= Fagan inspection =

Process of trying to find defects in documents

A Fagan inspection is a process of trying to find defects in documents (such as source code or formal specifications) during various phases of the software development process. It is named after Michael Fagan, who is credited with the invention of formal software inspections.

Fagan inspection defines a process as a certain activity with pre-specified entry and exit criteria. In every process for which entry and exit criteria are specified, Fagan inspections can be used to validate if the output of the process complies with the exit criteria specified for the process. Fagan inspection uses a group review method to evaluate the output of a given process.

== Examples ==
Examples of activities for which Fagan inspection can be used are:
- Requirement specification
- Software/Information System architecture (for example DYA)
- Programming (for example for iterations in XP or DSDM)
- Software testing (for example when creating test scripts)

== Usage ==
The software development process is a typical application of Fagan inspection. As the costs to remedy a defect are up to 10 to 100 times less in the early operations compared to fixing a defect in the maintenance phase, it is essential to find defects as close to the point of insertion as possible. This is done by inspecting the output of each operation and comparing that to the output requirements, or exit criteria, of that operation.

=== Criteria ===
Entry criteria are the criteria or requirements which must be met to enter a specific process. For example, for Fagan inspections the high- and low-level documents must comply with specific entry criteria before they can be used for a formal inspection process.

Exit criteria are the criteria or requirements which must be met to complete a specific process. For example, for Fagan inspections the low-level document must comply with specific exit criteria (as specified in the high-level document) before the development process can be taken to the next phase.

The exit criteria are specified in a high-level document, which is then used as the standard to which the operation result (low-level document) is compared during the inspection. Any failure of the low-level document to satisfy the high-level requirements specified in the high-level document are called defects (and can be further categorized as major or minor defects). Minor defects do not threaten the correct functioning of the software, but may be small errors such as spelling mistakes or unaesthetic positioning of controls in a graphical user interface.

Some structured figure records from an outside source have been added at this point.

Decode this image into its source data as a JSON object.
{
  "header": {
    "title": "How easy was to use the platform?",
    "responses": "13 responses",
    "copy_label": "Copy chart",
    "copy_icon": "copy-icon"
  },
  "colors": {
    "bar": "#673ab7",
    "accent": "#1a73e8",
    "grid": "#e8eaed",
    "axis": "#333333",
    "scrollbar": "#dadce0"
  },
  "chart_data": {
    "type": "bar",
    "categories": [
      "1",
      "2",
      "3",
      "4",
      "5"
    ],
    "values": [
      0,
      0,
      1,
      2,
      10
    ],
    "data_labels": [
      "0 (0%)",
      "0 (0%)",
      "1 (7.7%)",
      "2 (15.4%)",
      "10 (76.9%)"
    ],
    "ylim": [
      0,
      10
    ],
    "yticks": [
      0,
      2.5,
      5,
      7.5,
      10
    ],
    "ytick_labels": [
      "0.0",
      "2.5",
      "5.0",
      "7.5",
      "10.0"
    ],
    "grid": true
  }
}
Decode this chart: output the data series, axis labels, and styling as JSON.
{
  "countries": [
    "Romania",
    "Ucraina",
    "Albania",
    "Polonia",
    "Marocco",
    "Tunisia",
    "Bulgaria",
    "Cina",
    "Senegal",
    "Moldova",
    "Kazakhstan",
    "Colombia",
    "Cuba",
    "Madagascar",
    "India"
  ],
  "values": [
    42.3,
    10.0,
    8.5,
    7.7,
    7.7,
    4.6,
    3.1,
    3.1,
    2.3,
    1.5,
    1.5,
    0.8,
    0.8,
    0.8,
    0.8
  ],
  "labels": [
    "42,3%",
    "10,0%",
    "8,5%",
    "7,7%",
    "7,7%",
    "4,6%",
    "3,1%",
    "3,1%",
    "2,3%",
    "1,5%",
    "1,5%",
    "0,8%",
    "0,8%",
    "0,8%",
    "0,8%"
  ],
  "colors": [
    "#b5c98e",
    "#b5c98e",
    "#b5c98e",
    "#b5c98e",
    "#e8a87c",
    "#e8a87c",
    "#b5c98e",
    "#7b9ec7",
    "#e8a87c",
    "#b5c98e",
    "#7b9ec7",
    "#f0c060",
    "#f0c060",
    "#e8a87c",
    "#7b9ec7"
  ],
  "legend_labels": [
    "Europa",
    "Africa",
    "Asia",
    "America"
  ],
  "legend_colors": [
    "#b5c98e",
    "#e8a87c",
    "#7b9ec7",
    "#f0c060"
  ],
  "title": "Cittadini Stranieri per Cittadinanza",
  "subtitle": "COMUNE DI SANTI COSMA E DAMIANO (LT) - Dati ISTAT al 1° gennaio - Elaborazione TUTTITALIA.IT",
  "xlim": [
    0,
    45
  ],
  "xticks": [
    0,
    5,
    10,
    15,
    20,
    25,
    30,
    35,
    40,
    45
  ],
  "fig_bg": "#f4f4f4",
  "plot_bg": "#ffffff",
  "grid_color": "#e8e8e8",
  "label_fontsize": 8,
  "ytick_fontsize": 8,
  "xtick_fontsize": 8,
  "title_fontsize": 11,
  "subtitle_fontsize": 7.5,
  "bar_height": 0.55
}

=== Typical operations ===
A typical Fagan inspection consists of the following operations:
- Planning
  - Preparation of materials
  - Arranging of participants
  - Arranging of meeting place
- Overview
  - Group education of participants on the materials under review
  - Assignment of roles
- Preparation
  - The participants review the item to be inspected and supporting material to prepare for the meeting noting any questions or possible defects
  - The participants prepare their roles
- Inspection meeting
  - Actual finding of defect
- Rework
  - Rework is the step in software inspection in which the defects found during the inspection meeting are resolved by the author, designer or programmer. On the basis of the list of defects the low-level document is corrected until the requirements in the high-level document are met.
- Follow-up
  - In the follow-up phase of software inspections all defects found in the inspection meeting should be corrected (as they have been fixed in the rework phase). The moderator is responsible for verifying that this is indeed the case. They should verify that all defects are fixed and no new defects are inserted while trying to fix the initial defects. It is crucial that all defects be corrected, as the costs of fixing them in a later phase of the project can be 10 to 100 times higher compared to the current costs.

Fagan inspection basic model

=== Follow-up ===
In the follow-up phase of a Fagan inspection, defects fixed in the rework phase should be verified. The moderator is usually responsible for verifying rework. Sometimes fixed work can be accepted without being verified, such as when the defect was trivial. In non-trivial cases, a full re-inspection is performed by the inspection team (not only the moderator). In this phase all the participants agree that the defects are addressed adequately.

If verification fails, go back to the rework process.

== Roles ==
The inspection process is normally performed by members of the same team that is implementing the project. The participants fulfill different roles within the inspection process:
- Author/Designer/Coder: the person who wrote the low-level document
- Reader: paraphrases the low-level document
- Reviewers: reviews the low-level document from a testing standpoint
- Moderator: responsible for the inspection session, functions as a coach
- Recorder: documents the defects

== Benefits and results ==
By using inspections the number of errors in the final product can significantly decrease, creating a higher quality product. In the future the team will even be able to avoid errors as the inspection sessions give them insight into the most frequently made errors in both design and coding providing avoidance of error at the root of their occurrence. By continuously improving the inspection process these insights can even further be used.

Together with the qualitative benefits mentioned above major "cost improvements" can be reached as the avoidance and earlier detection of errors will reduce the amount of resources needed for debugging in later phases of the project.

In practice very positive results have been reported by large corporations such as IBM, indicating that 80% to 90% of defects can be found and savings in resources up to 25% can be reached.

== Improvements ==
Although the Fagan inspection method has been proved to be very effective, improvements have been suggested by multiple researchers. M. Genuchten for example has been researching the usage of an Electronic Meeting System (EMS) to improve the productivity of the meetings with positive results

Other researchers propose the usage of software that keeps a database of detected errors and automatically scans program code for these common errors. This again should result in improved productivity.